Para conferir Garfield: Fora de Casa, filme que a Sony Pictures lança nos cinemas brasileiros em 1/5, decidi convocar dois especialistas em desenhos animados: meus netos. Ainda que eles já estejam conferindo O Mandaloriano, Indiana Jones e outros títulos do gênero fantástico, sempre há espaço para um Garfield, um Lilo & Stitch ou um Malvado Favorito.
Não se enganem! Já tive minha dose de Digimon, Pokémon, Cavaleiros do Zodíaco e afins na infância dos meus filhos. Eu mesmo não perdia A Princesa e o Cavaleiro, Fantomas e Sawamu quando criança. Mas essa é outra história…
Pois bem, levei os dois para uma concorrida pré-estreia abarrotada de gente para conferir a versão dublada de Garfield: Fora de Casa, personagem de quem aprendi a gostar nas tiras de quadrinhos do extinto Jornal da Tarde. Contudo, nostalgia à parte, fiquei mais interessado nas reações dos netos, como disse, já acostumados aos longas-metragens.

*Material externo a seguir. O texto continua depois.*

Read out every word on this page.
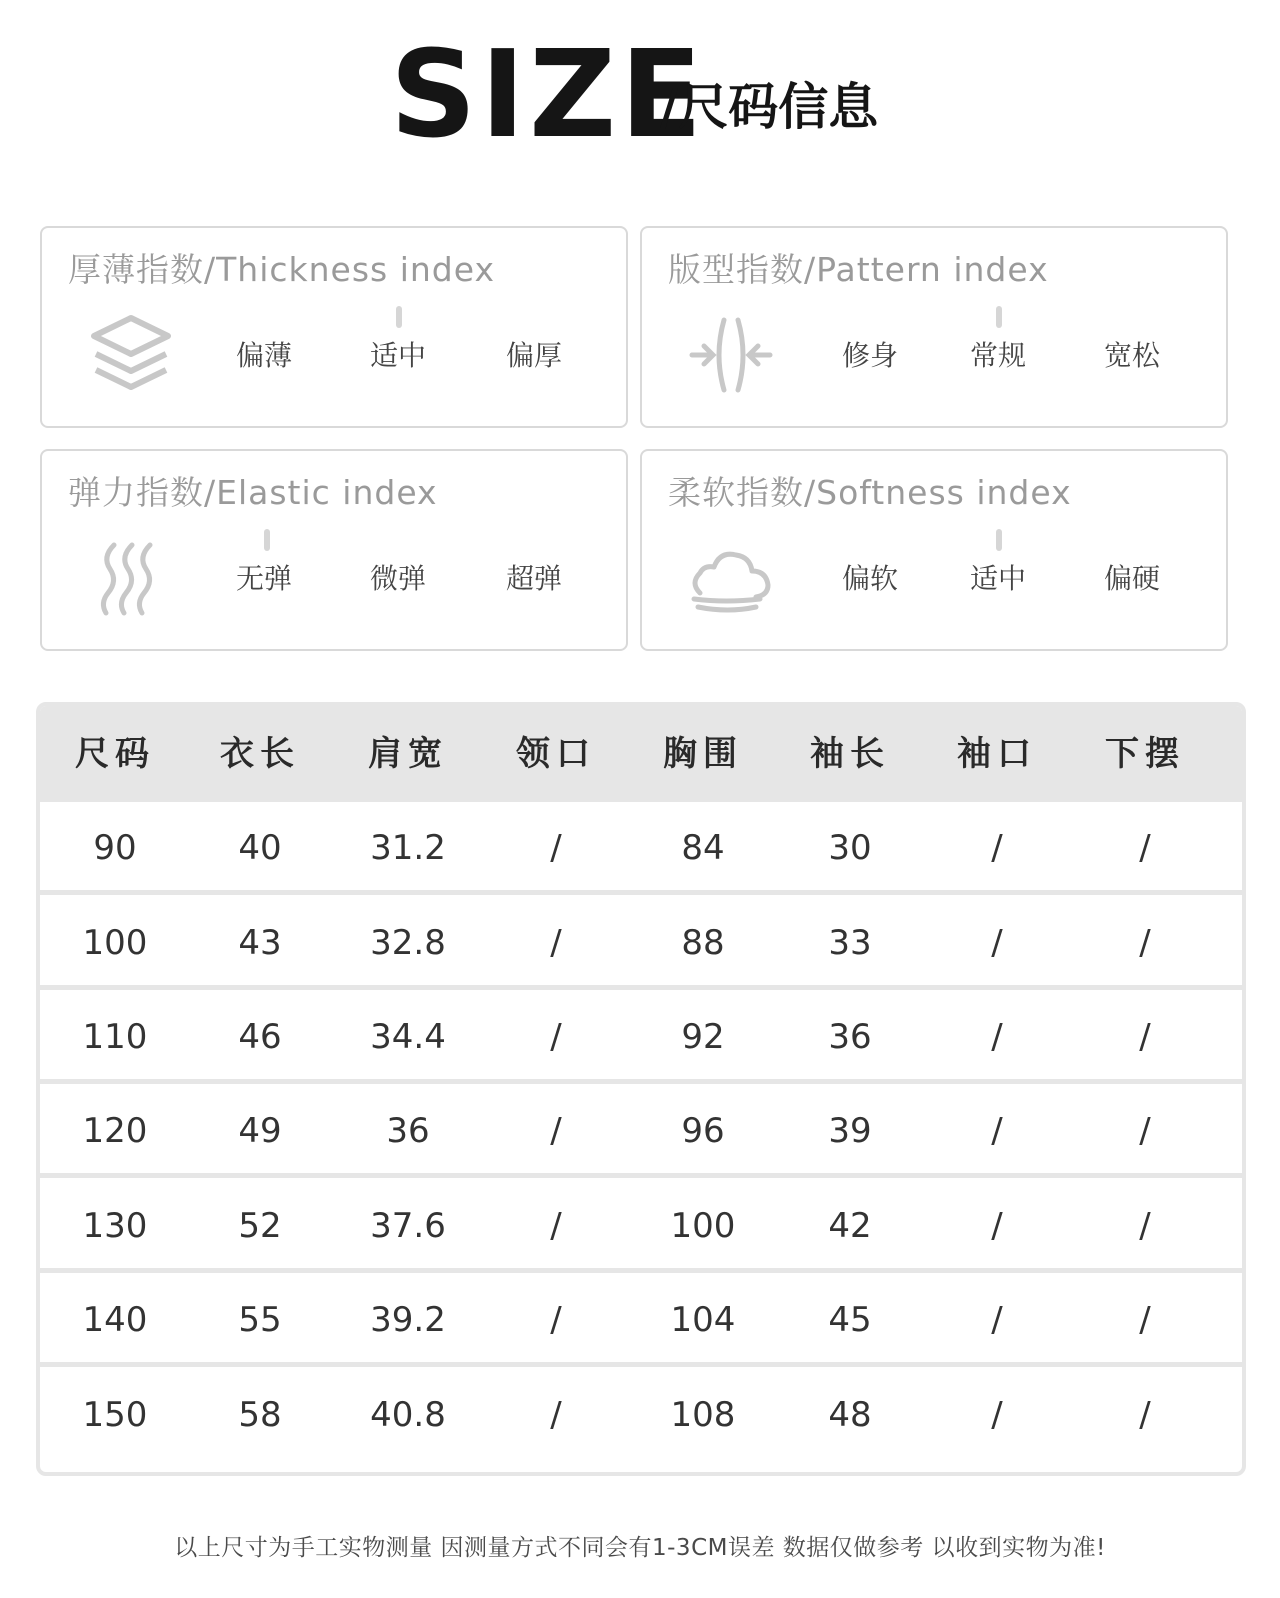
SIZE
/尺码信息
厚薄指数/Thickness index
偏薄	适中	偏厚
版型指数/Pattern index
修身	常规	宽松
弹力指数/Elastic index
无弹	微弹	超弹
柔软指数/Softness index
偏软	适中	偏硬
尺码	衣长	肩宽	领口	胸围	袖长	袖口	下摆
90	40	31.2	/	84	30	/	/
100	43	32.8	/	88	33	/	/
110	46	34.4	/	92	36	/	/
120	49	36	/	96	39	/	/
130	52	37.6	/	100	42	/	/
140	55	39.2	/	104	45	/	/
150	58	40.8	/	108	48	/	/
以上尺寸为手工实物测量 因测量方式不同会有1-3CM误差 数据仅做参考 以收到实物为准!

A impressão que tive é que Garfield já está um pouco fora do escopo deles. Talvez em uma trama infantil demais e que teima em manter a rotação em alta o tempo todo. Ainda que contando um pouco do passado do personagem, de quando ele e Jon se conheceram.
E é o próprio Garfield que relembra o ocorrido ao lado do cãozinho Odie. De quando seu pai, Vic, o abandonou em um beco em uma noite chuvosa. E de como ele conheceu a pizza de pepperoni e o Jon, claro.
Vic, contudo, é um sujeito um tanto enrolado e tem uma dívida com uma gata meio desequilibrada, Jinx (dublada em inglês por Hannah Waddingham, de Ted Lasso), que vai cobrar geral. Os dubladores originais, aliás, são um atrativo para o público adulto (desde que exista versão legendada, o que eu duvido!).
Garfield é dublado por Chris Pratt e Vic é dublado por Samuel L. Jackson. Mas ainda temos Ving Rhames (Otto), Nicholas Hoult (Jon) e Brett Goldstein (Roland). Garfield: Fora de Casa é bem feitinho e deve navegar em uma faixa etário meio estreita. Aos pais recomendo pipoca e refri para ajudar a descer os 101 minutos de duração.